Traisrisilp Kuntharee, Jatavan Phudit, Tongsong Theera
a Department of Obstetrics and Gynecology, Faculty of Medicine , Chiang Mai University , Chiang Mai , Thailand.
J Obstet Gynaecol. 2017 Nov;37(8):1000-1003. doi: 10.1080/01443615.2017.1313822. Epub 2017 Jun 9.
The objective of this retrospective cohort study was to compare pregnancy outcomes between low-risk pregnant women with alpha-thalassaemia-1 trait and normal controls. The database of the Maternal-Foetal Medicine unit was used to identify low-risk singleton pregnant women complicated by alpha-thalassaemia-1 trait who gave birth between January 2002 and October 2014. The low-risk pregnancies with non-carrier status for thalassaemia were assigned into the control group, with a control-to-case ratio of 10:1. During the study period, 595 women with alpha-thalassaemia-1 trait and 5950 normal controls were identified.
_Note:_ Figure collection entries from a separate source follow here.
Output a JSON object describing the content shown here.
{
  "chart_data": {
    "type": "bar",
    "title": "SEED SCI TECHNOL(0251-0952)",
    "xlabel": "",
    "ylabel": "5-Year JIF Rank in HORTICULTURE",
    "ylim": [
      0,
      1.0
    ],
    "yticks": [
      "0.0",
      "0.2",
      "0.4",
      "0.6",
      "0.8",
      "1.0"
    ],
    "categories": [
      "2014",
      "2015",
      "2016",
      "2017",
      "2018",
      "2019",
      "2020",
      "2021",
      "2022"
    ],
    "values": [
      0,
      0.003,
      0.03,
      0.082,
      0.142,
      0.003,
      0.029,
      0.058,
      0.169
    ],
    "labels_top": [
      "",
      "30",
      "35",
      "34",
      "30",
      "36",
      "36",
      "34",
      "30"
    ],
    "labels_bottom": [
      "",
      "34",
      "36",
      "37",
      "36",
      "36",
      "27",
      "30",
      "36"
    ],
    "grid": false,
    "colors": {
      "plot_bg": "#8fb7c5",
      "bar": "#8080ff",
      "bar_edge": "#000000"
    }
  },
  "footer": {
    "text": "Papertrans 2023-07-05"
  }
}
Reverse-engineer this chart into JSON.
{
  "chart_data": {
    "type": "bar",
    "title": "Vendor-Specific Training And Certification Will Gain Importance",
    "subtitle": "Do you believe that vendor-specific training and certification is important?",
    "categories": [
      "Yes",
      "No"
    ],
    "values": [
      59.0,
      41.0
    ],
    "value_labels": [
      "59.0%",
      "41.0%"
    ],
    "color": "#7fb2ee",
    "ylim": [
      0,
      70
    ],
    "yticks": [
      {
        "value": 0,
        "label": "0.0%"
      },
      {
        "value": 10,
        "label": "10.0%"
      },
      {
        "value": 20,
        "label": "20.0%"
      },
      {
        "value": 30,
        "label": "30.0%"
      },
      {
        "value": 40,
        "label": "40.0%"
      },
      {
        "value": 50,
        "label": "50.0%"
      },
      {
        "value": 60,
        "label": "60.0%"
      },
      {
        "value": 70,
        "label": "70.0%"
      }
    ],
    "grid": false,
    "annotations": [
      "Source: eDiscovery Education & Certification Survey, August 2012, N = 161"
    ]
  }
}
There was no significant difference in the incidence of preterm birth and most obstetric outcomes between the two groups. However, a statistically significant difference was detected between them in terms of gestational age at delivery, 37.76 ± 2.81 vs. 38.11 ± 2.50 weeks (p = .001), birth weight, 2876 ± 581 vs. 2948 ± 527 g (p = .002) as well as the rate of low-birth weight, 17.1 vs. 12.8% (p = .002). In conclusion, this study provides new insights that alpha-thalassaemia-1 trait has minimal effect on gestational age at delivery and low-birth weight whereas other common adverse pregnancy outcomes are not increased. Impact statement What is already known on this subject: Thalassaemia trait is associated with some degree of anaemia. What the results of this study add: The prevalence of common adverse outcomes such as preterm birth, stillbirth, low Apgar scores and pregnancy-induced hypertension were not significantly different between both the groups, possibly caused by too small sample size to gain enough power. However, the rate of low-birth weight was significantly increased among pregnancy with alpha-thalassaemia-1 trait. What the implications are of these findings for clinical practice and/or further research: The information may be provided for alpha thalassaemia-1 trait mothers and their families. Physicians should guard against the occurrence of adverse pregnancy in these mothers. Prospective control study should be conducted to overcome the limitation of retrospective nature.
这项回顾性队列研究的目的是比较携带α地中海贫血1特征的低风险孕妇与正常对照组之间的妊娠结局。利用母胎医学科的数据库,确定了2002年1月至2014年10月期间分娩的患有α地中海贫血1特征的低风险单胎孕妇。将无地中海贫血携带状态的低风险妊娠归入对照组,对照组与病例组的比例为10:1。在研究期间,共确定了595名携带α地中海贫血1特征的女性和5950名正常对照。两组之间早产发生率和大多数产科结局无显著差异。然而,两组在分娩孕周方面存在统计学显著差异,分别为37.76±2.81周和38.11±2.50周(p = 0.001),出生体重分别为2876±581克和2948±527克(p = 0.002),以及低出生体重率分别为17.1%和12.8%(p = 0.002)。总之,本研究提供了新的见解,即α地中海贫血1特征对分娩孕周和低出生体重影响极小,而其他常见的不良妊娠结局并未增加。影响声明关于该主题已知的信息:地中海贫血特征与一定程度的贫血有关。本研究结果补充的内容:两组之间早产、死产、低Apgar评分和妊娠高血压等常见不良结局的发生率无显著差异,可能是由于样本量太小而无法获得足够的检验效能。然而,携带α地中海贫血1特征的妊娠中低出生体重率显著增加。这些发现对临床实践和/或进一步研究的意义:可为携带α地中海贫血1特征的母亲及其家人提供相关信息。医生应警惕这些母亲发生不良妊娠情况。应进行前瞻性对照研究以克服回顾性研究的局限性。